Окончательно из задумчивости его вывело то, что кто-то стал сзади заплетать ему ноги, как бы несерьезно пытаясь поставить подножку. При этом издевательский голос запел идиотскую «песню «Кто нам купит закурить? Толстый купит закурить». Она повторялась снова и снова, а подножки Полу ставили, отмечая ударами по ногам слова «кто» и «толстый».
Подножки учащались, песня убыстрялась, наконец, Полу стало страшно, и он развернулся лицом к преследователям. Перед ним оказалась незнакомое противное лицо, явно принадлежавшее человеку рыжему. Оно пело. На очередном повторении слов «Толстый купит закурить» против ожидания на слове «закурить» последовала не подножка, а что-то мелькнуло, и Полу показалось, что у него взорвался нос.
Следующее, что он помнил – он стоит в своем подъезде, на первом этаже.
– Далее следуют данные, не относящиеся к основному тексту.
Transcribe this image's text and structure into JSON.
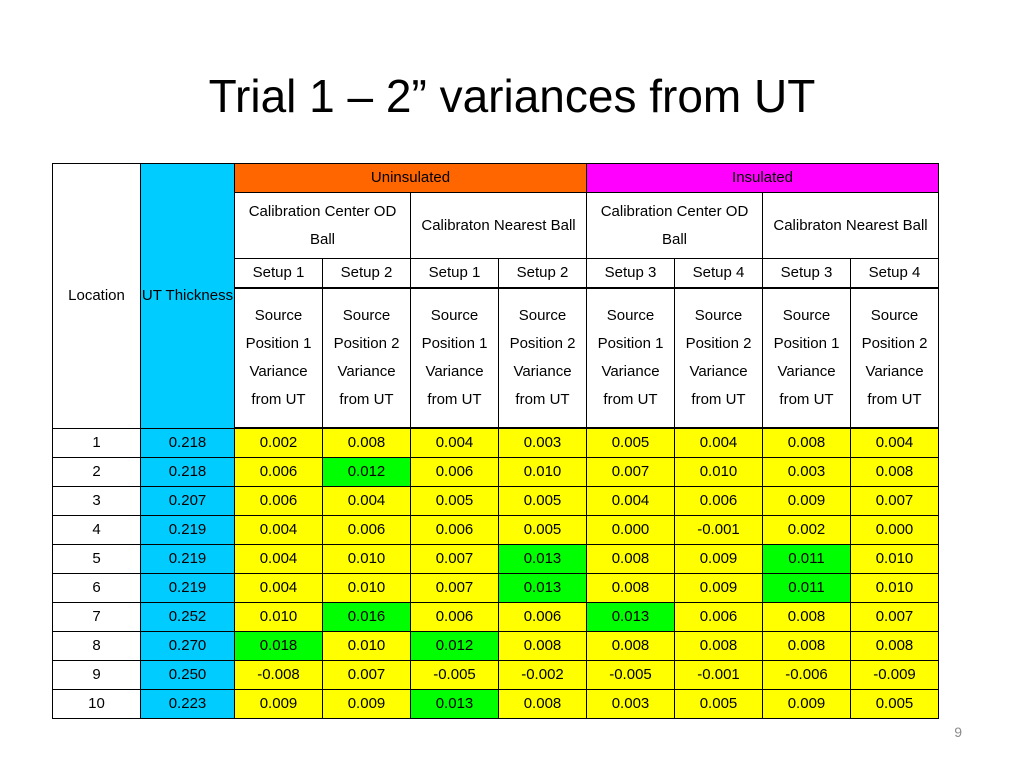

Шапки нет, перчаток тоже нет. На правом кулаке, вдоль костяшек – несколько кровоточащих ссадин. На куртке – впереди – красное пятно. Нос распух и болит, нижняя губа слева тоже распухла. В рту солоно. Голова, тем не менее, ясная – и в ней нет ни одной идеи о том, что происходило с момента, когда рыжий ему врезал, и до этой самой минуты. Пол не смог вспомнить этого ни на следующий день, ни потом.
Папа отнесся к драке с юмором, после того, как убедился, что серьезных травм у сына нет. На его вопросы о том, кто совершил вероломное нападение и почему, Пол туманно ответил «Так. Привязались там одни». Папа не стал требовать подробностей, а только осведомился «Ну ты бой-то дал более-менее?» Пол сказал, что «более-менее» дал.
В школу, конечно, его с утра такого красивого не пустили. А вот через день произошло странное. Когда, он вместе с толпой разновозрастных школьников, утром переобувался в школьном холле, подошли четверо из давешних старшеклассников. Все молча и церемонно поздоровались с Полом за руку, а один из них, когда ритуал закончился, внезапно хохотнул и сказал: «Ничо, Толстый. Мужик». И ушли, оставив, удивленного, но не выдавшего этого Пола одного.
Еще одно выпадение, очень тяжелое, но и спасительное случилось, когда умерла бабушка. Пол впервые видел мертвого человека и присутствовал на похоронах. Бабушка была неузнаваема – неожиданно маленькая и сухая, она лежала в гробу, как кукла из кукольного театра, которую упаковали, чтобы везти на гастроли. Гроб был бабушке велик.
До церкви Пол еще как-то держался. Но когда началось отпевание, он вынес только самое начало. От свечей был нестерпимо жарко. Запах ладана кружил голову. И когда хор очень стройно и мощно запел что-то вроде «Благословен Ты, Господи, научи меня повелениям Твоим», Полу перехватило горло и из глаз брызнули слезы.
Следующее, что он помнил: в столовой завода, на котором когда-то работала бабушка, заканчиваются поминки, все расходятся. Мама суетится, всем говорит «спасибо», папа складывает в пакеты оставшиеся неоткрытыми бутылки и какую-то нетронутую еду.
***
Когда Пола вели по темной и, кажется, деревенской улице, его шатало. Старик шел на полшага сзади, придерживал его рукой за шею, этой же рукой и направлял, изредка произнося какие-то короткие слова. Время от времени Пола обгоняла девчонка в белесом парике и заглядывало ему в лицо.
Голова болела и кружилась. А главное – Пол совершенно не мог вспомнить того, что с ним произошло. Знал только, что пошел вечером на плотину – там было хорошо думать, глядя на воду. Развод родителей, ранее немыслимый, уже обрел у него в голове черты земные и обыденные, но на душе все равно было очень плохо. Вроде бы, он решил, как мечтал еще в первом классе, дойти до истока ручья, который питал водохранилище.
Шел долго, забрел в непролазные дебри. Под ногами хлюпало, приходилось то низко нагибаться, то перебираться через валежник поверху. А затем как-то быстро наступила ночь, и он, видимо, потерял направление. Кажется, видел – или показалось? – дальний огонек и решил идти на него. Но добраться не успел, кто-то крикнул, навалился, и начал пригибать к земле. Дальше – ничего, ни одной зацепки.